SBE will also loan Neonode $1,000,000 for working capital purposes. The
loan is evidenced by a senior secured note, ranking pari passu with the
$13.8 million in Neonode senior secured notes already outstanding, and
is due and payable on September 30, 2007. More details regarding the
amendment and loan may be obtained from the Form 8-K filed today.
About SBE
SBE designs and provides IP-based storage networking solutions for an
extensive range of business critical applications, including back-up and
disaster recovery. SBE delivers a portfolio of scalable, standards-based
hardware and software products designed to enable optimal performance
and rapid deployment across a wide range of next-generation storage
systems. Based in San Ramon, California, SBE is a publicly traded
company (NASDAQ:SBEI) with products sold worldwide through direct sales,
OEMs and system integration partners. More information is available at www.sbei.com.
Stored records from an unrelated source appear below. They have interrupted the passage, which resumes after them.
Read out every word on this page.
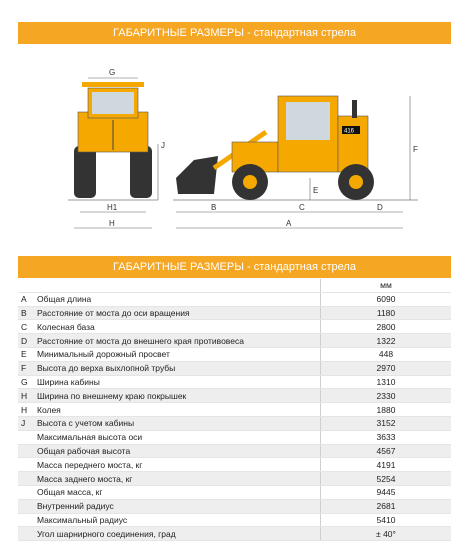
ГАБАРИТНЫЕ РАЗМЕРЫ - стандартная стрела
416
G
J
H1
H
B	C	D
A
E
F
ГАБАРИТНЫЕ РАЗМЕРЫ - стандартная стрела
		мм
A	Общая длина	6090
B	Расстояние от моста до оси вращения	1180
C	Колесная база	2800
D	Расстояние от моста до внешнего края противовеса	1322
E	Минимальный дорожный просвет	448
F	Высота до верха выхлопной трубы	2970
G	Ширина кабины	1310
H	Ширина по внешнему краю покрышек	2330
H	Колея	1880
J	Высота с учетом кабины	3152
	Максимальная высота оси	3633
	Общая рабочая высота	4567
	Масса переднего моста, кг	4191
	Масса заднего моста, кг	5254
	Общая масса, кг	9445
	Внутренний радиус	2681
	Максимальный радиус	5410
	Угол шарнирного соединения, град	± 40°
SBE and the SBE logo are registered trademarks of SBE, Inc.
Forward-Looking Statements
This news release contains certain forward-looking statements that
involve risks and uncertainties, including statements about consummation
of the proposed merger transaction. Such statements are only predictions
and the company's actual results may differ materially from those
anticipated in these forward-looking statements. Factors that may cause
such differences include, but are not limited to, the ability of SBE and
Neonode to comply with the closing conditions necessary in order to
consummate the transactions. These factors and others are more fully
discussed in the documents the company files from time to time with the
Securities and Exchange Commission, particularly, the company's most
recent Form 10-K and Form 10-Q.
Additional Information and Where to Find It
In connection with the proposed merger and required stockholder
approval, SBE intends to file with the Securities and Exchange
Commission, or SEC, a proxy statement on Schedule 14A that will be
mailed to the stockholders of SBE. INVESTORS AND SECURITY HOLDERS OF SBE
ARE URGED TO READ THE PROXY STATEMENT AND ANY OTHER RELEVANT MATERIALS
WHEN THEY BECOME AVAILABLE BECAUSE THEY WILL CONTAIN IMPORTANT
INFORMATION ABOUT THE PROPOSED MERGER. The definitive proxy statement
will be mailed to the stockholders as of a record date to be established
for voting on the proposed merger. Investors and security holders will
be able to obtain free copies of the proxy statement, as well as other
filed materials containing information about SBE, at www.sec.gov,
the SEC's website. Investors may also access the proxy statement and the
other materials at www.sbei.com, or
obtain copies of such material by request to SBE's Corporate Secretary
at: SBE, Inc., 4000 Executive Parkway, Suite 200, San Ramon, CA 94583.
SBE and its officers and directors may be deemed to have participated in
the solicitation of proxies from SBE's stockholders in favor of the
approval of the merger. Information concerning SBE's directors and
executive officers is set forth in the publicly-filed documents of SBE.
Stockholders may obtain more detailed information regarding the direct
and indirect interests of SBE and its directors and executive officers
in the merger by reading the preliminary and definitive proxy statements
regarding the merger, which will be filed with the SEC.